Just looking for a bit of advice.
My bag was stolen with my green nie paper in last year, and I now need the original copy for something.
Is it as easy as just going back to the police station to get a copy? I have also moved address, so this will need to be changed. 
Any help much appreciated  thanks.


----------



## snikpoh (Nov 19, 2007)

VPN said:


> Hi.
> Just looking for a bit of advice.
> My bag was stolen with my green nie paper in last year, and I now need the original copy for something.
> Is it as easy as just going back to the police station to get a copy? I have also moved address, so this will need to be changed.
> Any help much appreciated  thanks.


AAAARGGHHHHHHH! You don't mean 'NIE paper' but certificate of residence or 'residencia'. The NIE paper is white.

I know that I'm being a pedant but I think it's important to get it right for 'newbies'. It's confusing enough as it is.


As I understand it, go back to the same office that the original (lost) one was issued and apply for a copy. I would say, start the process again and get a new one with the correct address but this may be problematical given the new requirements.


----------



## xabiaxica (Jun 23, 2009)

VPN said:


> Hi.
> Just looking for a bit of advice.
> My bag was stolen with my green nie paper in last year, and I now need the original copy for something.
> Is it as easy as just going back to the police station to get a copy? I have also moved address, so this will need to be changed.
> Any help much appreciated  thanks.


I agree with snikpoh - you would usually return to the office which originally issued it - if you need the address changed you obviously need proof of new address


can you confirm that you mean the resident certificate which is green, & not the NIE paper (which as snikpoh says is white) - & I'll amend the thread title to avoid confusion


----------



## Pesky Wesky (May 10, 2009)

I think that you need to go to the police to report that the bag and its contents have been stolen and then, with a copy of that report (denuncia), go to get a new one...
Perhaps Jojo could confirm 'cos I seem to remember that she lost hers a while ago


----------



## xabiaxica (Jun 23, 2009)

Pesky Wesky said:


> I think that you need to go to the police to report that the bag and its contents have been stolen and then, with a copy of that report (denuncia), go to get a new one...
> Perhaps Jojo could confirm 'cos I seem to remember that she lost hers a while ago


that's a good point - I had to do that when my passport disappeared, so that I could get a new one


----------



## VPN (Nov 9, 2012)

Yes, so sorry. I do mean the resedencia. Sorry for confusion.

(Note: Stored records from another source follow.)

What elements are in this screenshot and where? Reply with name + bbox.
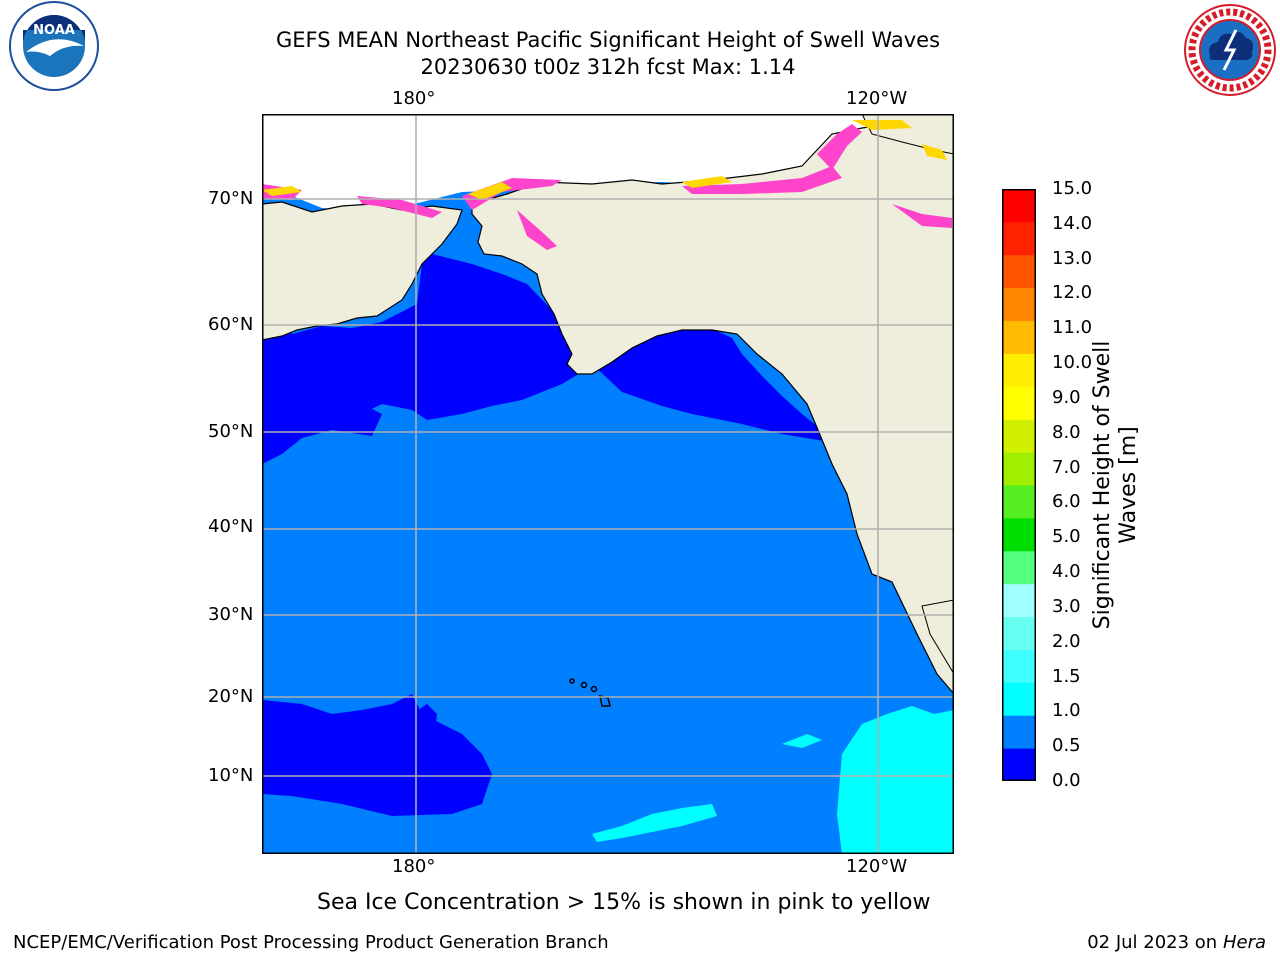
colorbar-segment <box>1002 353 1036 387</box>
colorbar-tick-label: 10.0 <box>1052 352 1093 374</box>
colorbar-segment <box>1002 550 1036 585</box>
colorbar-tick-label: 4.0 <box>1052 561 1081 583</box>
lat-label-10n: 10°N <box>208 765 254 786</box>
colorbar-segment <box>1002 189 1036 223</box>
colorbar-tick-label: 7.0 <box>1052 456 1081 478</box>
colorbar-segment <box>1002 649 1036 683</box>
colorbar-segment <box>1002 616 1036 650</box>
lat-label-70n: 70°N <box>208 188 254 209</box>
footer-branch: NCEP/EMC/Verification Post Processing Pr… <box>13 932 609 953</box>
graticule <box>262 114 954 854</box>
lon-label-top-120w: 120°W <box>846 88 908 109</box>
colorbar-segment <box>1002 682 1036 716</box>
colorbar-tick-label: 11.0 <box>1052 317 1093 339</box>
colorbar-segment <box>1002 221 1036 256</box>
colorbar-segment <box>1002 485 1036 519</box>
lat-label-20n: 20°N <box>208 686 254 707</box>
footer-date: 02 Jul 2023 on Hera <box>1087 932 1266 953</box>
tropical-higher-swell <box>837 706 954 854</box>
colorbar-segment <box>1002 287 1036 322</box>
swell-height-map <box>262 114 954 854</box>
colorbar-tick-label: 0.0 <box>1052 770 1081 791</box>
bering-sea-low-swell <box>262 254 602 420</box>
chart-title: GEFS MEAN Northeast Pacific Significant … <box>275 28 941 52</box>
colorbar-segment <box>1002 419 1036 453</box>
nws-logo-icon <box>1180 0 1280 100</box>
colorbar-title: Significant Height of Swell Waves [m] <box>1090 340 1141 630</box>
sea-ice-note: Sea Ice Concentration > 15% is shown in … <box>317 890 931 915</box>
lon-label-top-180: 180° <box>392 88 436 109</box>
colorbar-tick-label: 12.0 <box>1052 282 1093 304</box>
colorbar <box>1002 189 1036 782</box>
colorbar-segment <box>1002 715 1036 749</box>
colorbar-segment <box>1002 386 1036 420</box>
colorbar-tick-label: 6.0 <box>1052 491 1081 513</box>
colorbar-tick-label: 9.0 <box>1052 386 1081 408</box>
colorbar-tick-label: 3.0 <box>1052 595 1081 617</box>
lat-label-40n: 40°N <box>208 516 254 537</box>
lat-label-50n: 50°N <box>208 421 254 442</box>
svg-text:NOAA: NOAA <box>33 23 75 38</box>
colorbar-tick-label: 1.0 <box>1052 700 1081 722</box>
colorbar-segment <box>1002 452 1036 486</box>
sea-ice-band <box>262 120 952 250</box>
colorbar-tick-label: 5.0 <box>1052 526 1081 548</box>
siberia-land <box>262 201 463 341</box>
colorbar-tick-label: 1.5 <box>1052 665 1081 687</box>
colorbar-tick-label: 2.0 <box>1052 630 1081 652</box>
gulf-of-alaska-low-swell <box>592 324 842 444</box>
lat-label-60n: 60°N <box>208 314 254 335</box>
colorbar-segment <box>1002 583 1036 618</box>
colorbar-tick-label: 14.0 <box>1052 212 1093 234</box>
colorbar-tick-label: 0.5 <box>1052 735 1081 757</box>
colorbar-tick-label: 13.0 <box>1052 247 1093 269</box>
north-america-land <box>471 119 954 695</box>
lon-label-bottom-180: 180° <box>392 856 436 877</box>
lat-label-30n: 30°N <box>208 604 254 625</box>
colorbar-segment <box>1002 320 1036 354</box>
colorbar-segment <box>1002 254 1036 289</box>
noaa-logo-icon: NOAA <box>4 0 104 100</box>
arctic-no-data <box>262 114 954 212</box>
lon-label-bottom-120w: 120°W <box>846 856 908 877</box>
chart-subtitle: 20230630 t00z 312h fcst Max: 1.14 <box>420 55 796 79</box>
colorbar-tick-label: 8.0 <box>1052 421 1081 443</box>
colorbar-tick-label: 15.0 <box>1052 178 1093 199</box>
colorbar-segment <box>1002 517 1036 552</box>
colorbar-segment <box>1002 748 1036 782</box>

I did report the bag stolen along with the contents, passport, phone etc.

Thanks for the info, I'll pop along to torremolinos tomorrow and see how I get on.


----------



## xabiaxica (Jun 23, 2009)

VPN said:


> Yes, so sorry. I do mean the resedencia. Sorry for confusion.
> 
> I did report the bag stolen along with the contents, passport, phone etc.
> 
> Thanks for the info, I'll pop along to torremolinos tomorrow and see how I get on.


thread title changed


----------